If you listen to the news too often you will drown in numbers and go round in circles. But one positive thing is the vaccination programme in the United Kingdom, which is rattling along at a great pace. With little new to talk about in lockdown, the gossip is who has been immunised lately.
What is everyday life like now after months of Tier systems, November Lockdown 2 and a month in Lockdown 3? Grandparents have been unable to see new grandchildren; weddings, moving home and plans to have babies have been put on hold all round the country. I have been widowed for five months now and half of me is still happy for normal life to be suspended, but the other half is missing family and friends and being able to visit and get out and about. Then there are the not so regular events that can’t take place; luckily Cyberspouse said he didn’t care what we did with his ashes, so he wouldn’t mind that they are still in the cupboard with all his camera equipment…
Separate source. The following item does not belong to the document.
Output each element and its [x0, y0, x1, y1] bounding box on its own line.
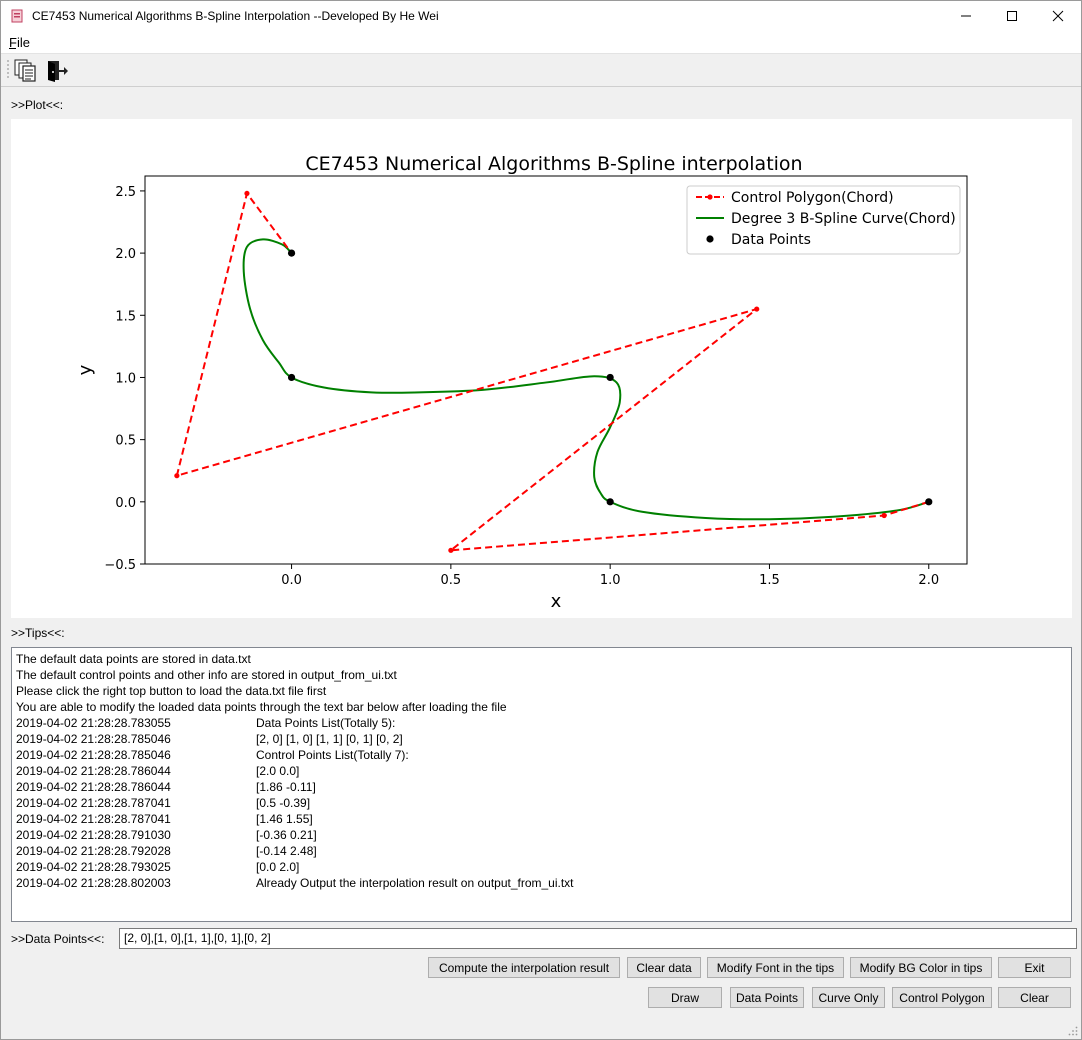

Going for walks is now the national occupation. I don’t drive, so I am used to walking to get places. Then there is the traditionalgoing for a walk with your partner, family, friends or by yourself to recover from a stressful week at work. Whether locally or on a day out, The Walkused to involve stopping for coffee at a beach front café, lunch in ‘The Stables’ at a National Trust property or popping into interesting shops in that nice town by the river…
In lockdown you may get a takeaway coffee when you meet up with the one person from another household for exercise if you are living on your own. I am too dyspraxic to walk, talk, avoid tripping over dogs and drink out of a hot cardboard cup at the same time. But it is good to be out seeing people. The cliff tops and promenades are full of folk and plenty of those are also taking brisk walks by themselves, though I am the only one in a bright pink coat. Most of us are managing to adhere to social distancing and I think it is safe out in the fresh air or gale force winds.
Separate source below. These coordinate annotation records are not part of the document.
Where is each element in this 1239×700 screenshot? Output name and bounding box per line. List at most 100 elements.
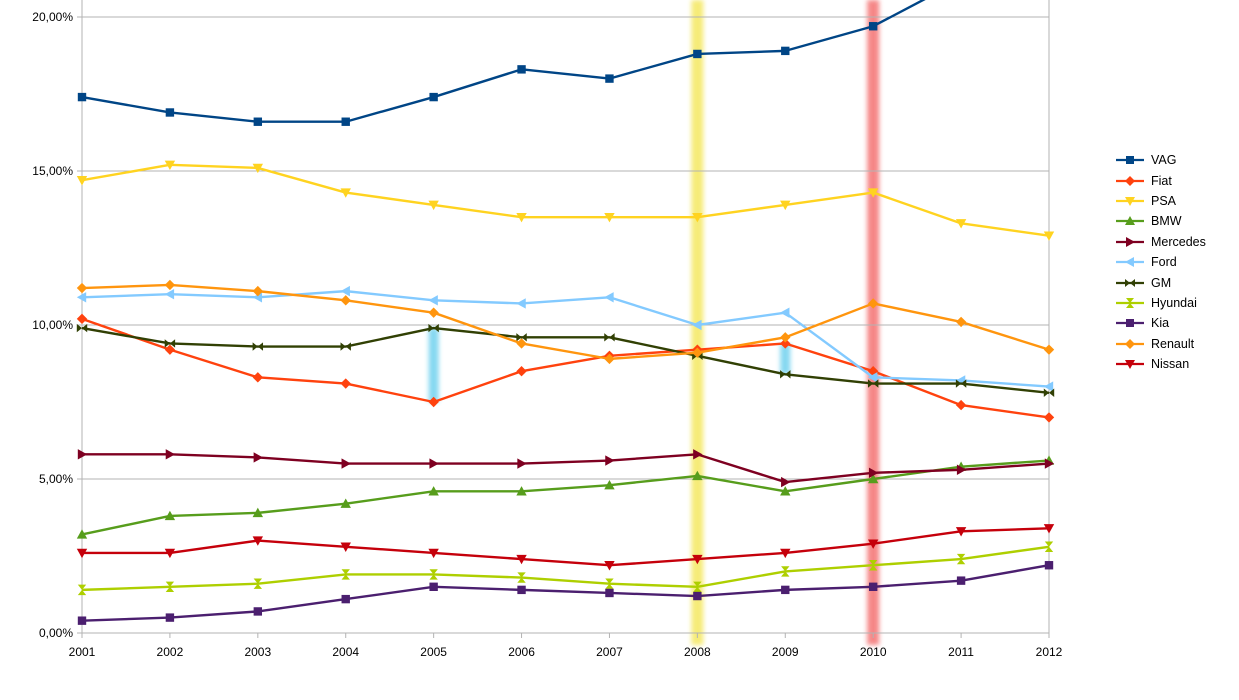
data-point-nissan [516,554,527,565]
data-point-ford [867,372,878,383]
data-point-fiat [955,399,967,411]
highlight-column-2010 [867,0,880,645]
data-point-mercedes [956,464,967,475]
data-point-ford [604,292,614,303]
data-point-psa [252,163,264,174]
data-point-kia [77,616,87,625]
y-tick-label: 0,00% [39,626,73,640]
data-point-hyundai [868,560,878,571]
series-line-fiat [81,317,1050,419]
data-point-nissan [955,527,967,537]
data-point-bmw [252,507,264,518]
series-hyundai [77,541,1054,596]
data-point-mercedes [165,449,176,460]
legend-label-kia: Kia [1151,316,1170,331]
data-point-renault [867,298,879,309]
data-point-gm [516,333,527,342]
data-point-psa [164,160,176,171]
legend-swatch-renault [1116,338,1144,349]
x-tick-label: 2001 [69,645,96,659]
data-point-kia [429,582,438,591]
legend-item-gm: GM [1115,272,1206,292]
data-point-kia [253,607,263,616]
y-tick-label: 5,00% [39,472,73,486]
data-point-psa [780,200,791,211]
data-point-hyundai [77,584,87,596]
data-point-bmw [428,486,439,496]
legend-swatch-ford [1116,257,1144,268]
highlight-segment-2009 [780,343,791,375]
data-point-psa [340,188,351,198]
data-point-vag [429,92,438,102]
data-point-ford [692,319,702,331]
data-point-vag [868,22,878,31]
data-point-nissan [340,542,351,552]
x-tick-label: 2010 [860,645,887,659]
data-point-kia [781,585,790,595]
data-point-psa [428,200,439,211]
x-tick-label: 2012 [1036,645,1063,659]
series-line-hyundai [81,545,1050,592]
data-point-nissan [428,548,439,559]
series-line-bmw [81,459,1050,536]
data-point-kia [956,576,966,585]
legend-swatch-mercedes [1116,236,1144,247]
data-point-hyundai [517,572,526,583]
legend-label-psa: PSA [1151,193,1177,208]
y-axis-ticks: 0,00% 5,00% 10,00% 15,00% 20,00% [32,10,73,640]
data-point-fiat [780,338,791,349]
data-point-ford [1043,381,1054,392]
data-point-bmw [780,486,791,496]
data-point-vag [605,74,614,83]
x-tick-label: 2008 [684,645,711,659]
legend-item-mercedes: Mercedes [1115,232,1206,252]
legend-label-hyundai: Hyundai [1151,295,1197,310]
data-point-renault [1043,344,1055,355]
series-vag [77,0,926,126]
series-ford [76,285,1054,392]
y-tick-label: 15,00% [32,164,73,178]
data-point-vag [693,49,702,59]
x-tick-label: 2007 [596,645,623,659]
data-point-nissan [164,548,176,559]
data-point-mercedes [341,458,351,469]
legend-label-renault: Renault [1151,336,1195,351]
data-point-nissan [604,561,615,571]
data-point-mercedes [781,476,791,488]
legend-swatch-bmw [1116,216,1144,226]
series-psa [76,160,1055,241]
data-point-gm [76,323,88,333]
data-point-hyundai [165,581,175,592]
series-line-vag [81,0,926,123]
legend-swatch-fiat [1116,175,1144,186]
y-tick-label: 20,00% [32,10,73,24]
data-point-renault [780,332,791,343]
x-tick-label: 2011 [948,645,974,659]
series-line-nissan [82,527,1050,567]
data-point-renault [340,295,351,306]
legend-label-ford: Ford [1151,255,1177,270]
legend-label-fiat: Fiat [1151,173,1172,188]
data-point-mercedes [77,449,88,460]
data-point-psa [955,219,967,229]
data-point-vag [253,117,263,126]
data-point-kia [868,582,878,591]
data-point-renault [604,353,615,365]
data-point-kia [693,591,702,601]
legend-item-hyundai: Hyundai [1115,293,1206,313]
data-point-bmw [867,473,879,484]
series-fiat [76,313,1055,423]
data-point-vag [517,65,526,74]
data-point-bmw [164,510,176,521]
legend-item-kia: Kia [1115,313,1206,333]
data-point-nissan [252,536,264,546]
data-point-gm [604,333,615,342]
legend-swatch-nissan [1116,360,1144,370]
legend-item-ford: Ford [1115,252,1206,272]
series-line-renault [81,283,1050,361]
legend-item-psa: PSA [1115,191,1206,211]
data-point-mercedes [517,458,527,469]
legend-label-vag: VAG [1151,153,1177,168]
data-point-bmw [76,529,88,539]
legend-item-bmw: BMW [1115,211,1206,231]
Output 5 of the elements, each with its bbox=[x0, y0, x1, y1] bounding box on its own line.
A walk around residential streets as it’s getting dark is also quite fun; lights are on but curtains and blinds are still open. I have always enjoyed looking in people’s windows, all the different decors and cosy interiors and life going on. Some people still have Christmas lights in the front garden or Christmas trees indoors, it all helps brighten up this strange winter.
When we are not out, many of us are on line. Those of you working from home or trying to teach home schooled pupils are probably heartily sick of Zoom, but it’s still a novelty for me. We could all be in space ships or in a space colony. Is this the future? At the weekly Saturday evening quiz I see people I would never meet in real life. I have started going to our camera club Zoom meetings and members can put their pictures on the screen – not me obviously, my technical skills only stretch as far as typing in the meeting code – but it is nice to chat and see both familiar and new faces. Lounging on the sofa with my ipad instead of sitting on a plastic chair in the church hall, what’s not to like? Will people want to go out on dark winter evenings when they could just stay home? Those who are not on the internet or are nervous of technology could miss out, but the disabled, those who can’t leave children and those without easy transport would all be on an equal footing in Zoomland. Will this be what we wish for?